The plutonium waste will be inspected to verify that it meets the criteria required for emplacement at WIPP, which is used to dispose of low-level transuranic (TRU) nuclear waste – mostly clothing items and equipment radiated during nuclear activities.

Plutonium emplaced at WIPP will be down-blended, lowering its radioactivity to meet criteria required of all waste at WIPP.

Modification and equipment upgrades at K Area were also completed to down-blend the waste more efficiently, per a DOE news release.

Drums will be inspected to ensure no WIPP-prohibited items are included.

To do so, Savannah River Site personnel transferred the inspection equipment from the site’s Solid Waste Management Facility (SWMF) to the K Area Criticality Control Overpack Characterization and Storage Pad, allowing the facility to consolidate the activities at one location at SRS.

DOE Nuclear Materials Senior Technical Adviser Maxcine Maxted said the large equipment required multiple departments at the site to move to the storage pad.

“The transfer of this equipment was no easy task,” Maxted said. “Weighing over 70,000 pounds and at 40 feet long, many departments had to be involved in the safe transport.”

Maxted said moving the equipment will allow SRS to skip a step of sending drums to the SWMF for characterization before shipping to WIPP.

“Now we can perform both of those tasks right from K Area, making the process more efficient,” Maxted said.

The equipment being moved included an X-ray system allowing operators to inspect waste drums without opening them.

Drums are designed to safely package and transport materials such as the surplus downblended plutonium which was determined by the DOE to be in excess of the nation’s defense needs.

Following the inspection, workers ensure the drums are within radioactive limits, certify the contents for disposal at WIPP and package them into larger, sealed containers before leaving K Area.

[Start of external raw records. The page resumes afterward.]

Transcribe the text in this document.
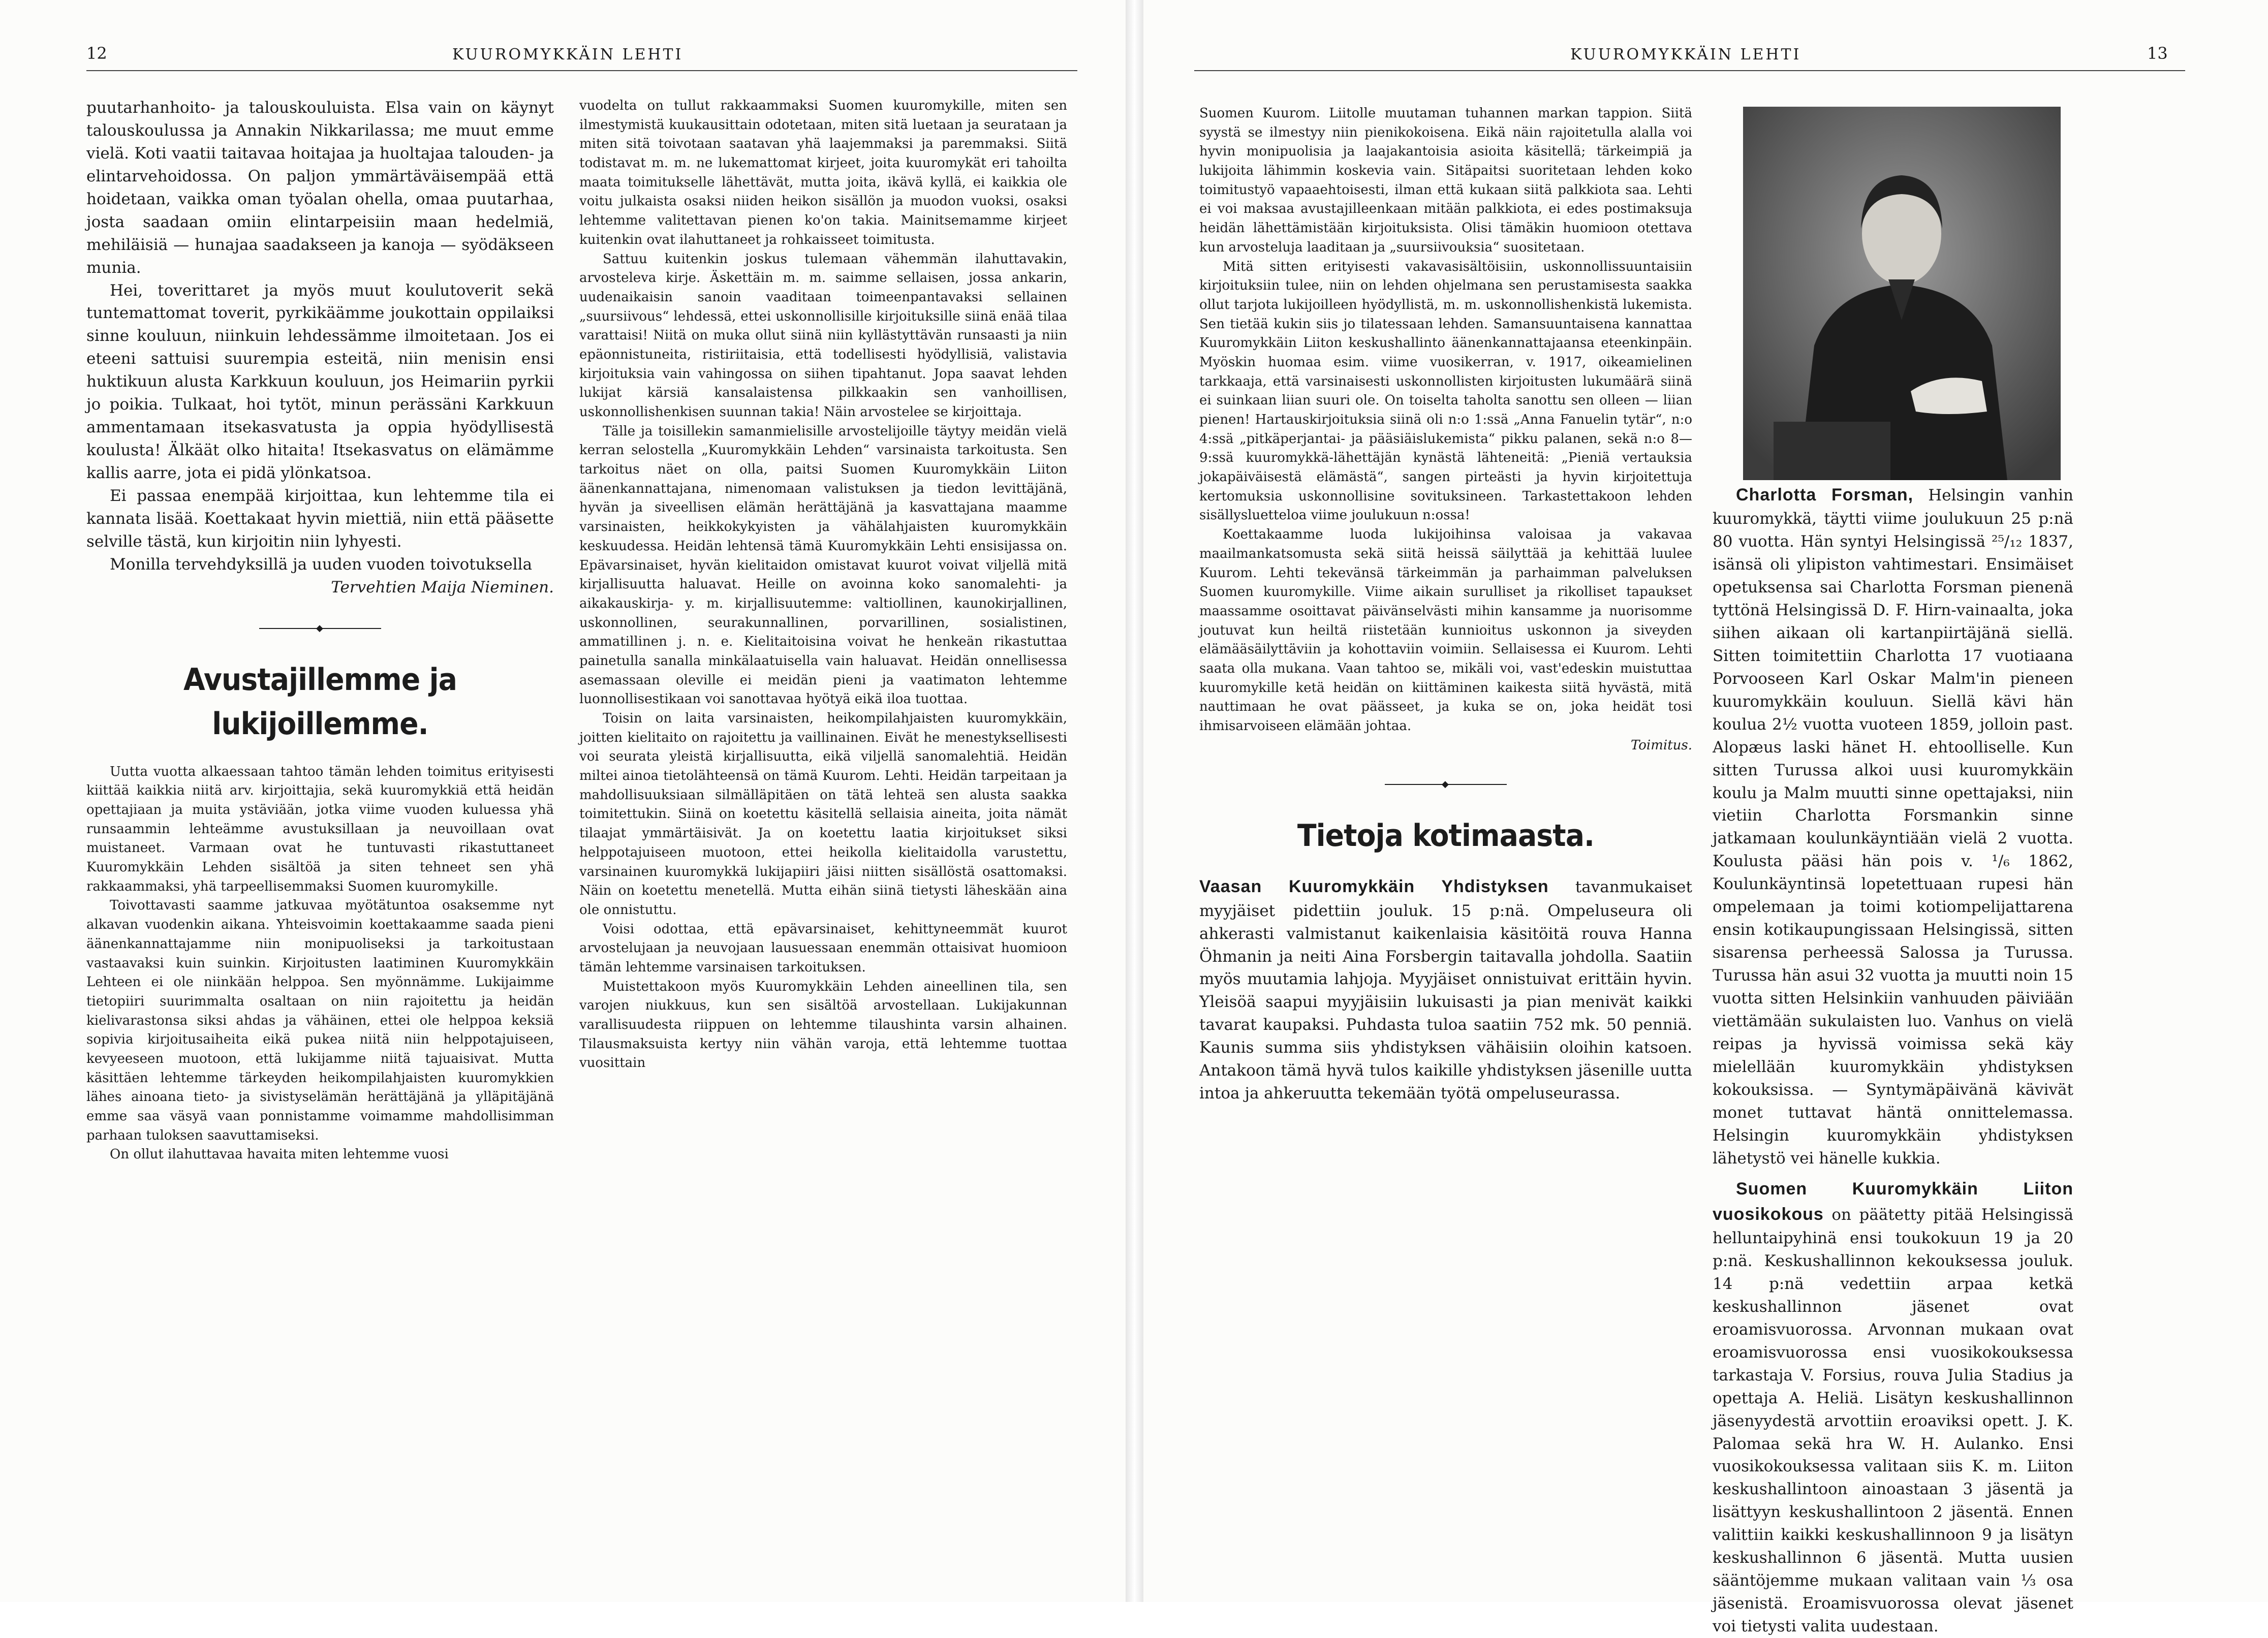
12	KUUROMYKKÄIN LEHTI

puutarhanhoito- ja talouskouluista. Elsa vain on käynyt talouskoulussa ja Annakin Nikkarilassa; me muut emme vielä. Koti vaatii taitavaa hoitajaa ja huoltajaa talouden- ja elintarvehoidossa. On paljon ymmärtäväisempää että hoidetaan, vaikka oman työalan ohella, omaa puutarhaa, josta saadaan omiin elintarpeisiin maan hedelmiä, mehiläisiä — hunajaa saadakseen ja kanoja — syödäkseen munia.

Hei, toverittaret ja myös muut koulutoverit sekä tuntemattomat toverit, pyrkikäämme joukottain oppilaiksi sinne kouluun, niinkuin lehdessämme ilmoitetaan. Jos ei eteeni sattuisi suurempia esteitä, niin menisin ensi huktikuun alusta Karkkuun kouluun, jos Heimariin pyrkii jo poikia. Tulkaat, hoi tytöt, minun perässäni Karkkuun ammentamaan itsekasvatusta ja oppia hyödyllisestä koulusta! Älkäät olko hitaita! Itsekasvatus on elämämme kallis aarre, jota ei pidä ylönkatsoa.

Ei passaa enempää kirjoittaa, kun lehtemme tila ei kannata lisää. Koettakaat hyvin miettiä, niin että pääsette selville tästä, kun kirjoitin niin lyhyesti.

Monilla tervehdyksillä ja uuden vuoden toivotuksella

Tervehtien Maija Nieminen.

◆
Avustajillemme ja lukijoillemme.

Uutta vuotta alkaessaan tahtoo tämän lehden toimitus erityisesti kiittää kaikkia niitä arv. kirjoittajia, sekä kuuromykkiä että heidän opettajiaan ja muita ystäviään, jotka viime vuoden kuluessa yhä runsaammin lehteämme avustuksillaan ja neuvoillaan ovat muistaneet. Varmaan ovat he tuntuvasti rikastuttaneet Kuuromykkäin Lehden sisältöä ja siten tehneet sen yhä rakkaammaksi, yhä tarpeellisemmaksi Suomen kuuromykille.

Toivottavasti saamme jatkuvaa myötätuntoa osaksemme nyt alkavan vuodenkin aikana. Yhteisvoimin koettakaamme saada pieni äänenkannattajamme niin monipuoliseksi ja tarkoitustaan vastaavaksi kuin suinkin. Kirjoitusten laatiminen Kuuromykkäin Lehteen ei ole niinkään helppoa. Sen myönnämme. Lukijaimme tietopiiri suurimmalta osaltaan on niin rajoitettu ja heidän kielivarastonsa siksi ahdas ja vähäinen, ettei ole helppoa keksiä sopivia kirjoitusaiheita eikä pukea niitä niin helppotajuiseen, kevyeeseen muotoon, että lukijamme niitä tajuaisivat. Mutta käsittäen lehtemme tärkeyden heikompilahjaisten kuuromykkien lähes ainoana tieto- ja sivistyselämän herättäjänä ja ylläpitäjänä emme saa väsyä vaan ponnistamme voimamme mahdollisimman parhaan tuloksen saavuttamiseksi.

On ollut ilahuttavaa havaita miten lehtemme vuosi

vuodelta on tullut rakkaammaksi Suomen kuuromykille, miten sen ilmestymistä kuukausittain odotetaan, miten sitä luetaan ja seurataan ja miten sitä toivotaan saatavan yhä laajemmaksi ja paremmaksi. Siitä todistavat m. m. ne lukemattomat kirjeet, joita kuuromykät eri tahoilta maata toimitukselle lähettävät, mutta joita, ikävä kyllä, ei kaikkia ole voitu julkaista osaksi niiden heikon sisällön ja muodon vuoksi, osaksi lehtemme valitettavan pienen ko'on takia. Mainitsemamme kirjeet kuitenkin ovat ilahuttaneet ja rohkaisseet toimitusta.

Sattuu kuitenkin joskus tulemaan vähemmän ilahuttavakin, arvosteleva kirje. Äskettäin m. m. saimme sellaisen, jossa ankarin, uudenaikaisin sanoin vaaditaan toimeenpantavaksi sellainen „suursiivous“ lehdessä, ettei uskonnollisille kirjoituksille siinä enää tilaa varattaisi! Niitä on muka ollut siinä niin kyllästyttävän runsaasti ja niin epäonnistuneita, ristiriitaisia, että todellisesti hyödyllisiä, valistavia kirjoituksia vain vahingossa on siihen tipahtanut. Jopa saavat lehden lukijat kärsiä kansalaistensa pilkkaakin sen vanhoillisen, uskonnollishenkisen suunnan takia! Näin arvostelee se kirjoittaja.

Tälle ja toisillekin samanmielisille arvostelijoille täytyy meidän vielä kerran selostella „Kuuromykkäin Lehden“ varsinaista tarkoitusta. Sen tarkoitus näet on olla, paitsi Suomen Kuuromykkäin Liiton äänenkannattajana, nimenomaan valistuksen ja tiedon levittäjänä, hyvän ja siveellisen elämän herättäjänä ja kasvattajana maamme varsinaisten, heikkokykyisten ja vähälahjaisten kuuromykkäin keskuudessa. Heidän lehtensä tämä Kuuromykkäin Lehti ensisijassa on. Epävarsinaiset, hyvän kielitaidon omistavat kuurot voivat viljellä mitä kirjallisuutta haluavat. Heille on avoinna koko sanomalehti- ja aikakauskirja- y. m. kirjallisuutemme: valtiollinen, kaunokirjallinen, uskonnollinen, seurakunnallinen, porvarillinen, sosialistinen, ammatillinen j. n. e. Kielitaitoisina voivat he henkeän rikastuttaa painetulla sanalla minkälaatuisella vain haluavat. Heidän onnellisessa asemassaan oleville ei meidän pieni ja vaatimaton lehtemme luonnollisestikaan voi sanottavaa hyötyä eikä iloa tuottaa.

Toisin on laita varsinaisten, heikompilahjaisten kuuromykkäin, joitten kielitaito on rajoitettu ja vaillinainen. Eivät he menestyksellisesti voi seurata yleistä kirjallisuutta, eikä viljellä sanomalehtiä. Heidän miltei ainoa tietolähteensä on tämä Kuurom. Lehti. Heidän tarpeitaan ja mahdollisuuksiaan silmälläpitäen on tätä lehteä sen alusta saakka toimitettukin. Siinä on koetettu käsitellä sellaisia aineita, joita nämät tilaajat ymmärtäisivät. Ja on koetettu laatia kirjoitukset siksi helppotajuiseen muotoon, ettei heikolla kielitaidolla varustettu, varsinainen kuuromykkä lukijapiiri jäisi niitten sisällöstä osattomaksi. Näin on koetettu menetellä. Mutta eihän siinä tietysti läheskään aina ole onnistuttu.

Voisi odottaa, että epävarsinaiset, kehittyneemmät kuurot arvostelujaan ja neuvojaan lausuessaan enemmän ottaisivat huomioon tämän lehtemme varsinaisen tarkoituksen.

Muistettakoon myös Kuuromykkäin Lehden aineellinen tila, sen varojen niukkuus, kun sen sisältöä arvostellaan. Lukijakunnan varallisuudesta riippuen on lehtemme tilaushinta varsin alhainen. Tilausmaksuista kertyy niin vähän varoja, että lehtemme tuottaa vuosittain

KUUROMYKKÄIN LEHTI	13

Suomen Kuurom. Liitolle muutaman tuhannen markan tappion. Siitä syystä se ilmestyy niin pienikokoisena. Eikä näin rajoitetulla alalla voi hyvin monipuolisia ja laajakantoisia asioita käsitellä; tärkeimpiä ja lukijoita lähimmin koskevia vain. Sitäpaitsi suoritetaan lehden koko toimitustyö vapaaehtoisesti, ilman että kukaan siitä palkkiota saa. Lehti ei voi maksaa avustajilleenkaan mitään palkkiota, ei edes postimaksuja heidän lähettämistään kirjoituksista. Olisi tämäkin huomioon otettava kun arvosteluja laaditaan ja „suursiivouksia“ suositetaan.

Mitä sitten erityisesti vakavasisältöisiin, uskonnollissuuntaisiin kirjoituksiin tulee, niin on lehden ohjelmana sen perustamisesta saakka ollut tarjota lukijoilleen hyödyllistä, m. m. uskonnollishenkistä lukemista. Sen tietää kukin siis jo tilatessaan lehden. Samansuuntaisena kannattaa Kuuromykkäin Liiton keskushallinto äänenkannattajaansa eteenkinpäin. Myöskin huomaa esim. viime vuosikerran, v. 1917, oikeamielinen tarkkaaja, että varsinaisesti uskonnollisten kirjoitusten lukumäärä siinä ei suinkaan liian suuri ole. On toiselta taholta sanottu sen olleen — liian pienen! Hartauskirjoituksia siinä oli n:o 1:ssä „Anna Fanuelin tytär“, n:o 4:ssä „pitkäperjantai- ja pääsiäislukemista“ pikku palanen, sekä n:o 8—9:ssä kuuromykkä-lähettäjän kynästä lähteneitä: „Pieniä vertauksia jokapäiväisestä elämästä“, sangen pirteästi ja hyvin kirjoitettuja kertomuksia uskonnollisine sovituksineen. Tarkastettakoon lehden sisällysluetteloa viime joulukuun n:ossa!

Koettakaamme luoda lukijoihinsa valoisaa ja vakavaa maailmankatsomusta sekä siitä heissä säilyttää ja kehittää luulee Kuurom. Lehti tekevänsä tärkeimmän ja parhaimman palveluksen Suomen kuuromykille. Viime aikain surulliset ja rikolliset tapaukset maassamme osoittavat päivänselvästi mihin kansamme ja nuorisomme joutuvat kun heiltä riistetään kunnioitus uskonnon ja siveyden elämääsäilyttäviin ja kohottaviin voimiin. Sellaisessa ei Kuurom. Lehti saata olla mukana. Vaan tahtoo se, mikäli voi, vast'edeskin muistuttaa kuuromykille ketä heidän on kiittäminen kaikesta siitä hyvästä, mitä nauttimaan he ovat päässeet, ja kuka se on, joka heidät tosi ihmisarvoiseen elämään johtaa.

Toimitus.

◆
Tietoja kotimaasta.

Vaasan Kuuromykkäin Yhdistyksen tavanmukaiset myyjäiset pidettiin jouluk. 15 p:nä. Ompeluseura oli ahkerasti valmistanut kaikenlaisia käsitöitä rouva Hanna Öhmanin ja neiti Aina Forsbergin taitavalla johdolla. Saatiin myös muutamia lahjoja. Myyjäiset onnistuivat erittäin hyvin. Yleisöä saapui myyjäisiin lukuisasti ja pian menivät kaikki tavarat kaupaksi. Puhdasta tuloa saatiin 752 mk. 50 penniä. Kaunis summa siis yhdistyksen vähäisiin oloihin katsoen. Antakoon tämä hyvä tulos kaikille yhdistyksen jäsenille uutta intoa ja ahkeruutta tekemään työtä ompeluseurassa.

Charlotta Forsman, Helsingin vanhin kuuromykkä, täytti viime joulukuun 25 p:nä 80 vuotta. Hän syntyi Helsingissä ²⁵/₁₂ 1837, isänsä oli ylipiston vahtimestari. Ensimäiset opetuksensa sai Charlotta Forsman pienenä tyttönä Helsingissä D. F. Hirn-vainaalta, joka siihen aikaan oli kartanpiirtäjänä siellä. Sitten toimitettiin Charlotta 17 vuotiaana Porvooseen Karl Oskar Malm'in pieneen kuuromykkäin kouluun. Siellä kävi hän koulua 2½ vuotta vuoteen 1859, jolloin past. Alopæus laski hänet H. ehtoolliselle. Kun sitten Turussa alkoi uusi kuuromykkäin koulu ja Malm muutti sinne opettajaksi, niin vietiin Charlotta Forsmankin sinne jatkamaan koulunkäyntiään vielä 2 vuotta. Koulusta pääsi hän pois v. ¹/₆ 1862, Koulunkäyntinsä lopetettuaan rupesi hän ompelemaan ja toimi kotiompelijattarena ensin kotikaupungissaan Helsingissä, sitten sisarensa perheessä Salossa ja Turussa. Turussa hän asui 32 vuotta ja muutti noin 15 vuotta sitten Helsinkiin vanhuuden päiviään viettämään sukulaisten luo. Vanhus on vielä reipas ja hyvissä voimissa sekä käy mielellään kuuromykkäin yhdistyksen kokouksissa. — Syntymäpäivänä kävivät monet tuttavat häntä onnittelemassa. Helsingin kuuromykkäin yhdistyksen lähetystö vei hänelle kukkia.

Suomen Kuuromykkäin Liiton vuosikokous on päätetty pitää Helsingissä helluntaipyhinä ensi toukokuun 19 ja 20 p:nä. Keskushallinnon kekouksessa jouluk. 14 p:nä vedettiin arpaa ketkä keskushallinnon jäsenet ovat eroamisvuorossa. Arvonnan mukaan ovat eroamisvuorossa ensi vuosikokouksessa tarkastaja V. Forsius, rouva Julia Stadius ja opettaja A. Heliä. Lisätyn keskushallinnon jäsenyydestä arvottiin eroaviksi opett. J. K. Palomaa sekä hra W. H. Aulanko. Ensi vuosikokouksessa valitaan siis K. m. Liiton keskushallintoon ainoastaan 3 jäsentä ja lisättyyn keskushallintoon 2 jäsentä. Ennen valittiin kaikki keskushallinnoon 9 ja lisätyn keskushallinnon 6 jäsentä. Mutta uusien sääntöjemme mukaan valitaan vain ⅓ osa jäsenistä. Eroamisvuorossa olevat jäsenet voi tietysti valita uudestaan.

The K Area storage facility can hold up to 3,800 drums awaiting shipment.

Construction in the area was expected to be completed this year, and following regulatory reviews from the DOE and U.S. Environmental Protection Agency (EPA), WIPP will authorize the first shipment of plutonium from SRS in 2022.

DOE-Savannah River Waste Disposition Programs Division Director Sonitza Blanco said inspections are essential to ensure waste sent to WIPP meets the required specifications.

Blanco said workers follow the Central Certification Program managed by the WIPP’s primary operations contractor Nuclear Waste Partnership.

“WIPP has specific standards for the type of materials allowed in their underground repository,” she said. “The examination is performed under the certified Central Characterization Program, which is managed by the personnel from the managing and operating contractor of WIPP, Nuclear Waste Partnership.

“It verifies and validates that the waste within each container matches the documentation provided by SRS and that it does not contain any WIPP prohibited items.”

Savannah River Site is the third largest shipper of waste to WIPP, with 1,679 as of April 3, per the latest records from WIPP.

SRS follows 2,045 shipments sent from Rocky Flats Environmental Technology Site in Colorado and Idaho National Laboratory with 6,517 shipments of waste.

Los Alamos National Laboratory in northern New Mexico was fourth, records show, with 1,450 shipments.